Les alpages du Pays-d’Enhaut encartés dans une BD
Parue cette automne, la bande dessinée de Colin Montet raconte la vie d’une famille en alpage. Il y entremêle la fabrication de fromage et une intrigue romanesque | C. Montet
Sur l’alpage de La Molaire, l’heure est à la désalpe. Tom et sa sœur Lizette ont préparé les coiffes fleuries des vaches. Leur père, «Le Seb», conduit le troupeau aux côtés de leur mère Anna. Ensemble, ils redescendent vers la vallée. Cette scène traditionnelle ouvre le récit de l’auteur et dessinateur Colin Montet, «Au pays de L’Étivaz».
Cette région, le natif de Château d’Œx la connaît bien. «J’ai grandi au Col des Mosses. Enfant, j’avais des amis qui montaient à l’alpage avec leurs familles. Plus que le fromage, c’est la montagne et la géographie de la région qui m’ont marqué. Sans télévision, je passais mon temps à lire et dessiner ce décor familier», se souvient le trentenaire, également graphiste indépendant.
Une fiction au cœur du terroir
C’est sur les conseils de l’auteur Cosey que Colin Montet a choisi de situer son histoire dans le Pays-d’Enhaut. «Il m’a expliqué que l’on dessine plus facilement ce que l’on aime et ce que l’on connaît. J’ai immédiatement pensé à L’Étivaz, d’autant plus que je travaille depuis plusieurs années comme graphiste pour la coopérative des producteurs. Je connais bien le terroir, ainsi que les personnes qui travaillent directement sur le terrain», explique l’auteur installé aujourd’hui à Ollon.
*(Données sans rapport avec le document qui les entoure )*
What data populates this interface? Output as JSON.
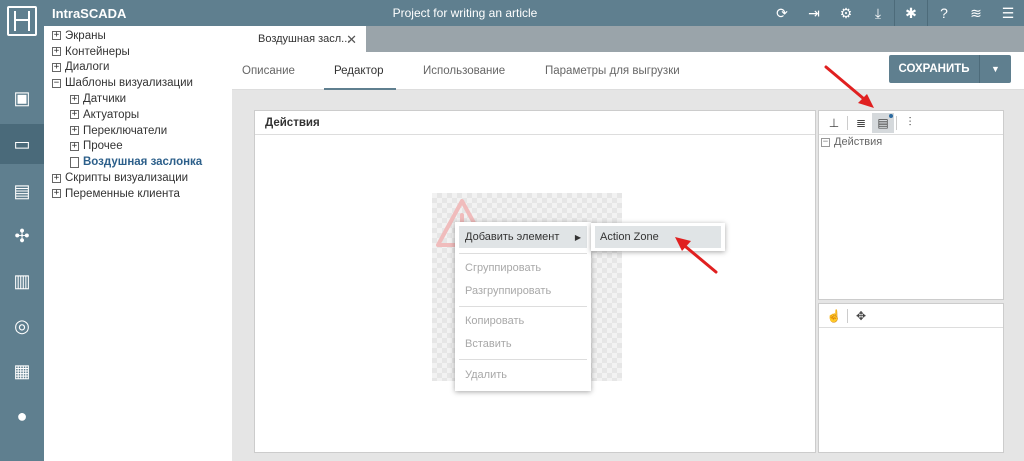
{
  "app": {
    "name": "IntraSCADA",
    "project_title": "Project for writing an article"
  },
  "topbar": {
    "icons": [
      "refresh-icon",
      "exit-icon",
      "settings-gear-icon",
      "download-icon",
      "bug-icon",
      "help-icon",
      "wifi-icon",
      "menu-icon"
    ]
  },
  "sidebar": {
    "items": [
      "cpu-chip-icon",
      "monitor-icon",
      "document-icon",
      "puzzle-icon",
      "bar-chart-icon",
      "database-icon",
      "archive-icon",
      "user-icon"
    ],
    "active_index": 1
  },
  "tree": {
    "items": [
      {
        "label": "Экраны",
        "state": "+",
        "level": 0
      },
      {
        "label": "Контейнеры",
        "state": "+",
        "level": 0
      },
      {
        "label": "Диалоги",
        "state": "+",
        "level": 0
      },
      {
        "label": "Шаблоны визуализации",
        "state": "−",
        "level": 0
      },
      {
        "label": "Датчики",
        "state": "+",
        "level": 1
      },
      {
        "label": "Актуаторы",
        "state": "+",
        "level": 1
      },
      {
        "label": "Переключатели",
        "state": "+",
        "level": 1
      },
      {
        "label": "Прочее",
        "state": "+",
        "level": 1
      },
      {
        "label": "Воздушная заслонка",
        "state": "file",
        "level": 1,
        "selected": true
      },
      {
        "label": "Скрипты визуализации",
        "state": "+",
        "level": 0
      },
      {
        "label": "Переменные клиента",
        "state": "+",
        "level": 0
      }
    ]
  },
  "doc_tab": {
    "label": "Воздушная засл...",
    "close": "✕"
  },
  "sub_tabs": [
    {
      "label": "Описание"
    },
    {
      "label": "Редактор",
      "active": true
    },
    {
      "label": "Использование"
    },
    {
      "label": "Параметры для выгрузки"
    }
  ],
  "save_button": {
    "label": "СОХРАНИТЬ",
    "dropdown": "▼"
  },
  "actions_panel": {
    "title": "Действия"
  },
  "context_menu": {
    "items": [
      {
        "label": "Добавить элемент",
        "submenu": true,
        "arrow": "▶"
      },
      {
        "label": "Сгруппировать",
        "disabled": true
      },
      {
        "label": "Разгруппировать",
        "disabled": true
      },
      {
        "label": "Копировать",
        "disabled": true
      },
      {
        "label": "Вставить",
        "disabled": true
      },
      {
        "label": "Удалить",
        "disabled": true
      }
    ]
  },
  "submenu": {
    "items": [
      {
        "label": "Action Zone"
      }
    ]
  },
  "right_panel": {
    "tree_root": {
      "label": "Действия",
      "state": "−"
    },
    "toolbar_icons": [
      "hierarchy-icon",
      "list-icon",
      "actions-icon",
      "sliders-icon"
    ],
    "bottom_toolbar_icons": [
      "pointer-hand-icon",
      "move-icon"
    ]
  },
  "colors": {
    "primary": "#5f7f8f",
    "annotation_arrow": "#e02020"
  }
}
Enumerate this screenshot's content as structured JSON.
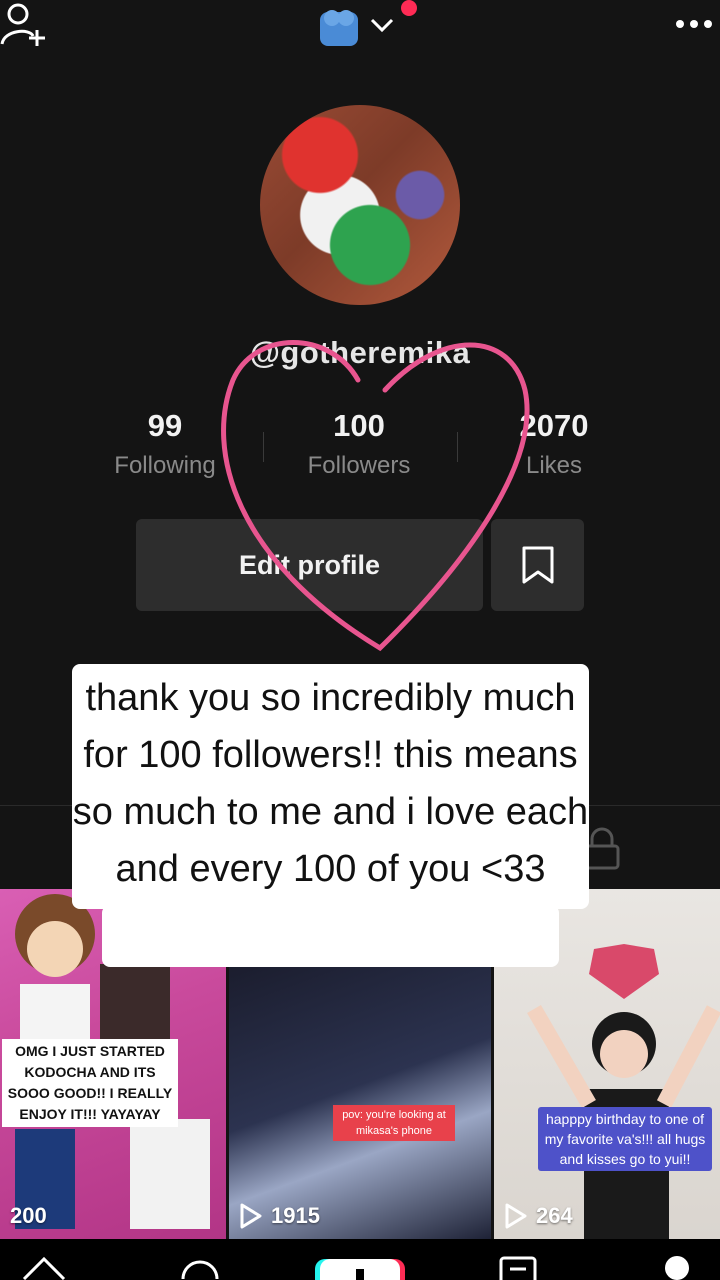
{
  "header": {
    "add_user_icon": "person-plus-icon",
    "account_icon": "account-switch-icon",
    "more_icon": "ellipsis-icon"
  },
  "profile": {
    "username": "@gotheremika",
    "stats": [
      {
        "value": "99",
        "label": "Following"
      },
      {
        "value": "100",
        "label": "Followers"
      },
      {
        "value": "2070",
        "label": "Likes"
      }
    ],
    "edit_label": "Edit profile"
  },
  "overlay": {
    "caption": "thank you so incredibly much for 100 followers!! this means so much to me and i love each and every 100 of you <33",
    "heart_color": "#e8558f"
  },
  "videos": [
    {
      "caption": "OMG I JUST STARTED KODOCHA AND ITS SOOO GOOD!! I REALLY ENJOY IT!!! YAYAYAY",
      "views": "200"
    },
    {
      "caption": "pov: you're looking at mikasa's phone",
      "views": "1915"
    },
    {
      "caption": "happpy birthday to one of my favorite va's!!! all hugs and kisses go to yui!!",
      "views": "264"
    }
  ],
  "colors": {
    "background": "#141414",
    "accent": "#ff2b55"
  }
}
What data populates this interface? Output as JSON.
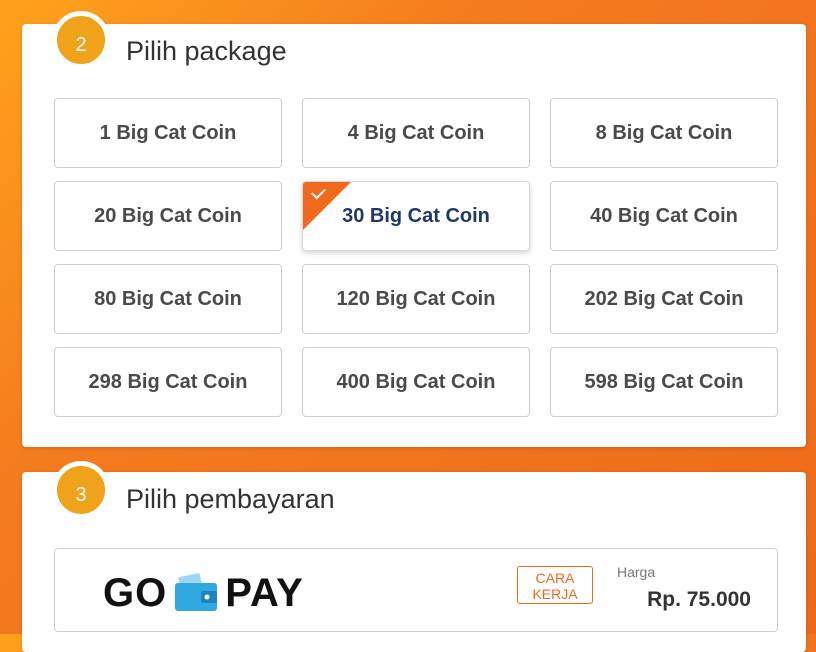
{
  "package_section": {
    "step_number": "2",
    "title": "Pilih package",
    "packages": [
      {
        "label": "1 Big Cat Coin",
        "selected": false
      },
      {
        "label": "4 Big Cat Coin",
        "selected": false
      },
      {
        "label": "8 Big Cat Coin",
        "selected": false
      },
      {
        "label": "20 Big Cat Coin",
        "selected": false
      },
      {
        "label": "30 Big Cat Coin",
        "selected": true
      },
      {
        "label": "40 Big Cat Coin",
        "selected": false
      },
      {
        "label": "80 Big Cat Coin",
        "selected": false
      },
      {
        "label": "120 Big Cat Coin",
        "selected": false
      },
      {
        "label": "202 Big Cat Coin",
        "selected": false
      },
      {
        "label": "298 Big Cat Coin",
        "selected": false
      },
      {
        "label": "400 Big Cat Coin",
        "selected": false
      },
      {
        "label": "598 Big Cat Coin",
        "selected": false
      }
    ],
    "selected_icon": "check-icon"
  },
  "payment_section": {
    "step_number": "3",
    "title": "Pilih pembayaran",
    "option": {
      "logo_text_left": "GO",
      "logo_text_right": "PAY",
      "logo_icon": "wallet-icon",
      "how_it_works_line1": "CARA",
      "how_it_works_line2": "KERJA",
      "price_label": "Harga",
      "price_value": "Rp. 75.000"
    }
  },
  "colors": {
    "accent_orange": "#ef6a1c",
    "badge_orange": "#f0a21a",
    "selected_text": "#1f3a66",
    "gopay_blue": "#2fa9e0"
  }
}
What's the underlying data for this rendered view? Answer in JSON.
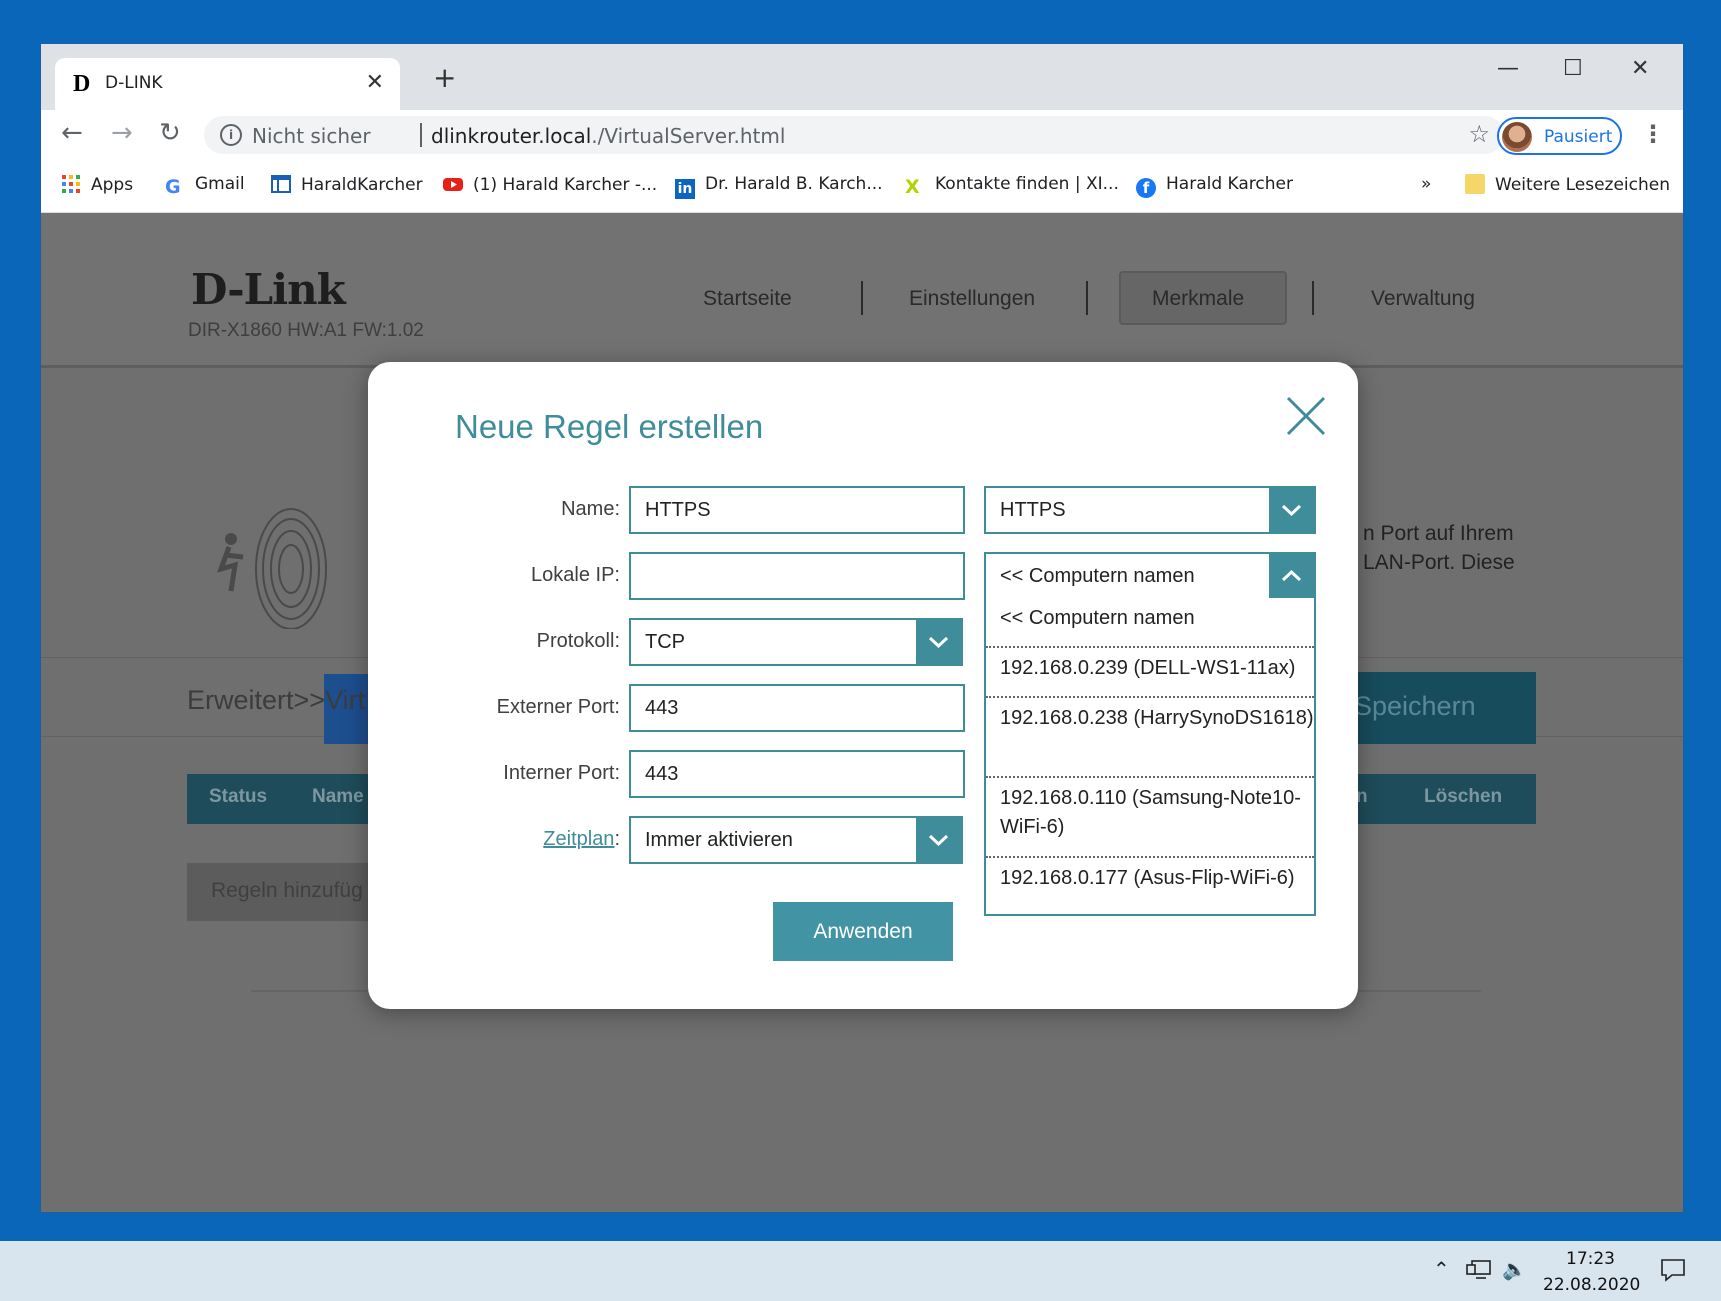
{
  "browser": {
    "tab_title": "D-LINK",
    "tab_favicon": "D",
    "new_tab": "+",
    "window_controls": {
      "minimize": "—",
      "maximize": "☐",
      "close": "✕"
    },
    "address": {
      "security": "Nicht sicher",
      "host": "dlinkrouter.local",
      "path": "./VirtualServer.html"
    },
    "profile_label": "Pausiert",
    "bookmarks": [
      {
        "label": "Apps",
        "icon": "apps-grid-icon"
      },
      {
        "label": "Gmail",
        "icon": "google-icon"
      },
      {
        "label": "HaraldKarcher",
        "icon": "page-icon"
      },
      {
        "label": "(1) Harald Karcher -...",
        "icon": "youtube-icon"
      },
      {
        "label": "Dr. Harald B. Karch...",
        "icon": "linkedin-icon"
      },
      {
        "label": "Kontakte finden | XI...",
        "icon": "xing-icon"
      },
      {
        "label": "Harald Karcher",
        "icon": "facebook-icon"
      }
    ],
    "bookmarks_overflow": "»",
    "other_bookmarks": "Weitere Lesezeichen"
  },
  "router": {
    "logo": "D-Link",
    "model": "DIR-X1860 HW:A1 FW:1.02",
    "nav": [
      "Startseite",
      "Einstellungen",
      "Merkmale",
      "Verwaltung"
    ],
    "active_nav": "Merkmale",
    "bg_description_line1": "n Port auf Ihrem",
    "bg_description_line2": "LAN-Port. Diese",
    "breadcrumb": "Erweitert>>Virt",
    "save_label": "Speichern",
    "table_headers": [
      "Status",
      "Name",
      "n",
      "Löschen"
    ],
    "add_rule": "Regeln hinzufüg"
  },
  "modal": {
    "title": "Neue Regel erstellen",
    "fields": {
      "name_label": "Name:",
      "name_value": "HTTPS",
      "name_preset": "HTTPS",
      "local_ip_label": "Lokale IP:",
      "local_ip_value": "",
      "computer_select": "<< Computern namen",
      "protocol_label": "Protokoll:",
      "protocol_value": "TCP",
      "external_port_label": "Externer Port:",
      "external_port_value": "443",
      "internal_port_label": "Interner Port:",
      "internal_port_value": "443",
      "schedule_label": "Zeitplan",
      "schedule_colon": ":",
      "schedule_value": "Immer aktivieren"
    },
    "apply_label": "Anwenden",
    "dropdown_options": [
      "<< Computern namen",
      "192.168.0.239 (DELL-WS1-11ax)",
      "192.168.0.238 (HarrySynoDS1618)",
      "192.168.0.110 (Samsung-Note10-WiFi-6)",
      "192.168.0.177 (Asus-Flip-WiFi-6)"
    ],
    "accent_color": "#3f8c9a"
  },
  "taskbar": {
    "time": "17:23",
    "date": "22.08.2020"
  }
}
Pour autant, Tom, Lizette, Sébastien et Anna, ainsi que les autres personnages de la bande dessinée, sont entièrement fictifs. Il en va de même pour l’intrigue: la famille doit quitter l’alpage, parce que le propriétaire souhaite transformer le chalet en buvette. «Cette situation peut survenir lorsque des producteurs ne sont pas propriétaires du chalet qu’ils occupent. J’ai connu des familles pour qui devoir quitter leur alpage a été très difficile, tant elles aimaient cette vie», détaille Colin Montet.
Dans la bande dessinée, il reprend donc cette tension comme ressort dramatique, mais dans la réalité, ces alpages appartiennent à Pro Natura. Les producteurs ne risquent donc pas d’être délogés.
Raconter la vie de l’alpage à travers une famille tenait à cœur au dessinateur, car la majorité des producteurs de fromage dans cette région sont des familles qui ont repris l’activité de leurs parents ou grands-parents. Le ton humoristique et léger de la bande dessinée lui permet toutefois de grossir le trait et de souligner les contrastes entre les personnages.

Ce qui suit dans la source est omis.